Tuesday, April 1, 2014

Chicken and Broccoli Alfredo Casserole

Chicken and Broccoli Alfredo Casserole
2 1/2 cups uncooked pasta (not quite the entire box- I used shells, but any kind would work! Whole wheat works great too)
2 cups broccoli (fresh or frozen)
1 1/2 lbs chicken breasts, cooked and chopped into bite-size pieces
1 (16 oz) jar Alfredo sauce
1/2 cup shredded Parmesan cheese
1 1/2 cups mozzarella cheese
1/2 teaspoon garlic salt
1/4 teaspoon dried basil
salt and pepper to taste
1/2 cup Panko bread crumbs
2 tablespoons butter, melted
1/4 cup shredded Parmesan cheese
Directions:
Preheat oven to 350 degrees.
Prepare pasta as directed on package. Remove from heat, drain water, and dump pasta in a large bowl.
If using fresh broccoli, cut into bite-size pieces and place in a microwaveable-safe bowl. Add 2-3 tablespoons of water and cover the bowl with plastic wrap. Microwave for 3-4 minutes or until it reaches your desired crunchiness. If using frozen broccoli, prepare according to directions on package. Once finished cooking, place broccoli in the bowl with the pasta.
Dump the chicken, alfredo sauce, 1/2 cup Parmesan cheese and mozzarella cheese into the bowl and mix with the pasta and broccoli. Season with garlic salt, basil, and salt and pepper.
Spray a 9x13" pan with non-stick cooking spray and dump pasta/chicken mixture inside.
In a small bowl, mix the bread crumbs, melted butter, and 1/4 cup Parmesan cheese together. Sprinkle over the top of the casserole.
Bake for 25-30 minutes or until the cheese is melted and the edges are bubbling.

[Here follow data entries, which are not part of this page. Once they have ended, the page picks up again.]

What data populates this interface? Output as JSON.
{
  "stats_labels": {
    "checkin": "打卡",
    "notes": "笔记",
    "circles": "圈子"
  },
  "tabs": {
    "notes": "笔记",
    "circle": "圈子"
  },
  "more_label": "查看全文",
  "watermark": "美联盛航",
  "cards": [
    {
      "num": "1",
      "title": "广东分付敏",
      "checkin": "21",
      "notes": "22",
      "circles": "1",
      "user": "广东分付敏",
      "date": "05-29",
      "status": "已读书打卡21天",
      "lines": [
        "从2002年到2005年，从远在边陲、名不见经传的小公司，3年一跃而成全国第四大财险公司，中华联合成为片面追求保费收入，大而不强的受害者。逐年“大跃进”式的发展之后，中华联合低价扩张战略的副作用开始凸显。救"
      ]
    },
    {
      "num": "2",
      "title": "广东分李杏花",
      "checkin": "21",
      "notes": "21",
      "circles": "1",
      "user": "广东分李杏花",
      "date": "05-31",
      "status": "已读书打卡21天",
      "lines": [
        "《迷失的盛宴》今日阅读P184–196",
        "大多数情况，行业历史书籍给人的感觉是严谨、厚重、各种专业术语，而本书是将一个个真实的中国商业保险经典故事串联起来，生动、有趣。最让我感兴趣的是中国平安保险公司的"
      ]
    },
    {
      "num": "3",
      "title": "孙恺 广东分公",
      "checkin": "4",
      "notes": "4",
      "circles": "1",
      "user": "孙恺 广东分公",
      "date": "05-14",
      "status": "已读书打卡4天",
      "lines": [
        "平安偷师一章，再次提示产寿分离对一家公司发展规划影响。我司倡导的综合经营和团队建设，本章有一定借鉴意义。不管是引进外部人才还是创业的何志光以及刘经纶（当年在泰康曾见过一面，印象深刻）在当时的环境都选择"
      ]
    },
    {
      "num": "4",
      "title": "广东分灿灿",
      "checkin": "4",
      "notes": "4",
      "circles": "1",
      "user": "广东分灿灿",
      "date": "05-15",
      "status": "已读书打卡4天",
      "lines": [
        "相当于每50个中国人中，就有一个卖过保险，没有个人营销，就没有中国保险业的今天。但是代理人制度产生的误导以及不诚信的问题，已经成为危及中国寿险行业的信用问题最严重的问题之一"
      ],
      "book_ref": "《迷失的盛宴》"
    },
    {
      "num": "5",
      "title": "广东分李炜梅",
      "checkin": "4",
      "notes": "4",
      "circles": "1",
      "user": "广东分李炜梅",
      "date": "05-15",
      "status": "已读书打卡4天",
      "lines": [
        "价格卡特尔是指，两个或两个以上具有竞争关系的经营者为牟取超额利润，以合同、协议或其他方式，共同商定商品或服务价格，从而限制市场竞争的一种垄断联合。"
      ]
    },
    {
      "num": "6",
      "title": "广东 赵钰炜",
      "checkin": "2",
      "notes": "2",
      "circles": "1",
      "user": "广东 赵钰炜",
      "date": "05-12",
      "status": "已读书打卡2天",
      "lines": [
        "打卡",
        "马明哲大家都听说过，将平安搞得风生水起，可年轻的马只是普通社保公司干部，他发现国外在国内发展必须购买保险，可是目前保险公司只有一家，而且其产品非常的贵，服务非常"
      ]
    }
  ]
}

I feel like this meal had a lot of potential. I always think I'm going to like bottled Alfredo sauce but I never do. Homemade would be so much better. I also used canned chicken and fresh would have been better. But I LOVED that bread crumb topping. Yum! 

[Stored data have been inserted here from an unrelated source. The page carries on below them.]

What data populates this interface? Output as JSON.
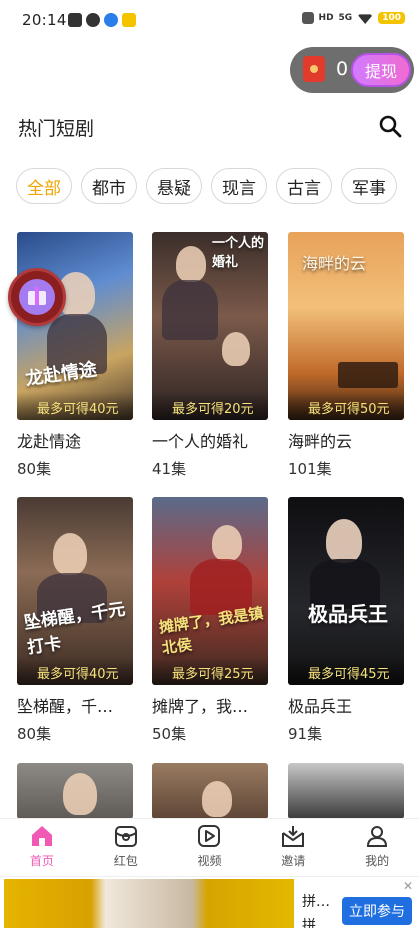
{
  "status_bar": {
    "time": "20:14",
    "hd_label": "HD",
    "signal_label": "5G",
    "battery": "100"
  },
  "reward": {
    "count": "0",
    "withdraw_label": "提现"
  },
  "section": {
    "title": "热门短剧"
  },
  "chips": [
    {
      "label": "全部",
      "active": true
    },
    {
      "label": "都市"
    },
    {
      "label": "悬疑"
    },
    {
      "label": "现言"
    },
    {
      "label": "古言"
    },
    {
      "label": "军事"
    }
  ],
  "cards": [
    {
      "name": "龙赴情途",
      "episodes": "80集",
      "earn": "最多可得40元",
      "poster_title": "龙赴情途"
    },
    {
      "name": "一个人的婚礼",
      "episodes": "41集",
      "earn": "最多可得20元",
      "poster_title": "一个人的婚礼"
    },
    {
      "name": "海畔的云",
      "episodes": "101集",
      "earn": "最多可得50元",
      "poster_title": "海畔的云"
    },
    {
      "name": "坠梯醒，千…",
      "episodes": "80集",
      "earn": "最多可得40元",
      "poster_title": "坠梯醒，千元打卡"
    },
    {
      "name": "摊牌了，我…",
      "episodes": "50集",
      "earn": "最多可得25元",
      "poster_title": "摊牌了，我是镇北侯"
    },
    {
      "name": "极品兵王",
      "episodes": "91集",
      "earn": "最多可得45元",
      "poster_title": "极品兵王"
    }
  ],
  "nav": [
    {
      "label": "首页",
      "icon": "home-icon",
      "active": true
    },
    {
      "label": "红包",
      "icon": "red-packet-icon"
    },
    {
      "label": "视频",
      "icon": "video-icon"
    },
    {
      "label": "邀请",
      "icon": "invite-icon"
    },
    {
      "label": "我的",
      "icon": "profile-icon"
    }
  ],
  "ad": {
    "text1": "拼…",
    "text2": "拼…",
    "button": "立即参与",
    "close": "✕"
  },
  "colors": {
    "accent_pink": "#f05ab4",
    "chip_active": "#f0a400",
    "ad_button": "#1f6fe0"
  }
}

Tip: When I made the Ranch pasta salad I cooked double the amount of pasta and stored half in the fridge until I made this casserole.

Chicken and Broccoli Alfredo Casserole Recipe
Nutrition Facts
Serving Size Recipe total Servings 15 
Calories 335
Total Fat 13.77 g
Saturated Fat 7.53g
Monosaturated Fat 4.32g
Polysaturated Fat 1.92g
Total Carbohydrate 26.2 g
Fiber 0.7 g
Sugar 0.5 g
Protein 22.5 g
Cholesterol 87.48 mg
Calcium 219 mg
Iron 2.17 mg
Potassium 227 mg
Sodium 330 mg
Zinc 1.7 mg
Thiamin 0.29 mg
Riboflavin 0.3 mg
Niacin 5.7 mg
Folic Acid 52.6 Ug
Vitamin B6 0.3 mg
Vitamin C 10.8 mg
Vitamin B12 0.9 Ug
Vitamin A 388 IU
Vitamin E 0.26 mg
Vitamin K 1.9 Ug
Points 8
Points Plus 8
*The nutritional values are determined by the total ingredients divided by the number of servings for each recipe. Serving sizes may vary. The formula used here for points was obtained from public sources and is an empirical match to Weight Watchers calculators, but it is not an "official" Weight Watcher's calculator.